13 de Março de 2012 / às 00:38 / em 6 anos

Parreira e Zagallo lembram boa relação com Teixeira

RIO DE JANEIRO, 12 Mar (Reuters) - Campeões mundiais com a seleção brasileira em 1994, Carlos Alberto Parreira e Mário Jorge Lobo Zagallo evitaram fazer críticas ao ex-presidente da CBF Ricardo Teixeira, que renunciou nesta segunda-feira, e lembraram o período de convivência com o dirigente.

“Fui campeão mundial com ele em 1994 e ele resistiu à pressão para me tirar ainda nas eliminatórias, que nos classificamos em cima da hora”, disse Parreira, técnico da equipe campeã em 1994 e também da seleção desclassificada nas quartas de final no Mundial de 2006.

“Acho que deixa um legado importante para o futebol brasileiro, títulos mundiais em 1994 e 2002. Ele tem um problema de saúde e precisa cuidar e a pressão sobre ele era insuportável.”

Teixeira, que chefiava a Confederação Brasileira de Futebol desde 1989, deixou também o cargo de presidente do Comitê Organizador Local (COL) da Copa do Mundo de 2014.

Auxiliar técnico nas Copas de 1994 e 2006, Zagallo, campeão mundial como jogador em 1958 e 1962, e como técnico em 1970, é, como sempre, otimista para o futuro.

“Não sei quais serão os rumos que o futebol brasileiro vai tomar, mas sempre somos fortes e respeitados em qualquer condição”, afirmou.

“ Gostaria de falar pouco sobre isso até porque tive uma ligação muito próxima com ele na minha época de seleção brasileira.

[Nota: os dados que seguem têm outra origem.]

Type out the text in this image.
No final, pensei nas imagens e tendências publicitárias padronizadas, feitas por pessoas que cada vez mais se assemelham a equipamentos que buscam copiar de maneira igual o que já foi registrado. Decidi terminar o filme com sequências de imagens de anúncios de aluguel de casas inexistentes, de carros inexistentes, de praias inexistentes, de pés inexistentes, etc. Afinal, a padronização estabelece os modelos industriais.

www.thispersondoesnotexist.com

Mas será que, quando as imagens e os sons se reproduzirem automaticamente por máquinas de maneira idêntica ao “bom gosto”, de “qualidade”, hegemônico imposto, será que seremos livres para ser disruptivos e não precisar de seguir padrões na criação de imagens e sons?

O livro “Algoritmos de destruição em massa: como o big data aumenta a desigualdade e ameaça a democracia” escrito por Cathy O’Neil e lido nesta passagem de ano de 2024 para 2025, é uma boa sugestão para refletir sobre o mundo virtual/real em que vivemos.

O Ricardo ouvia os meus pedidos e do Parreira e tínhamos com ele uma boa relação para o bem da seleção”, acrescentou.

Para o lugar de Teixeira assumirá José Maria Marin, ex-vice-presidente da confederação para a Região Sudeste e ligado à Federação Paulista de Futebol.

Rubens Lopes, presidente da Federação de Futebol do Rio de Janeiro e um dos críticos à gestão de Teixeira, prometeu fiscalizar o trabalho do dirigente, que disse que dará continuidade ao trabalho de seu antecessor.

Marin está longe de ser unanimidade entre as federações estaduais, o que poderia levar à convocação de eleições para a escolha de um novo presidente da entidade.

“Vamos fiscalizar de perto o trabalho dele, para que não haja prejuízo ou favorecimento para alguém ou alguma região. Pretendo ter uma reunião com o Marin para resolver algumas questões até porque quando as federações se reuniram para estender o mandato do Ricardo até 2015 era para o presidente ser ele e não A, B ou C”, disse Lopes.

Já Gustavo Feijó, presidente da federação de Alagoas, defendeu Marin. “Não adianta discutir eleições agora se pelo estatuto o Zé fica até 2015. Ele tem um traquejo político para conduzir bem o destino do futebol brasileiro”, afirmou.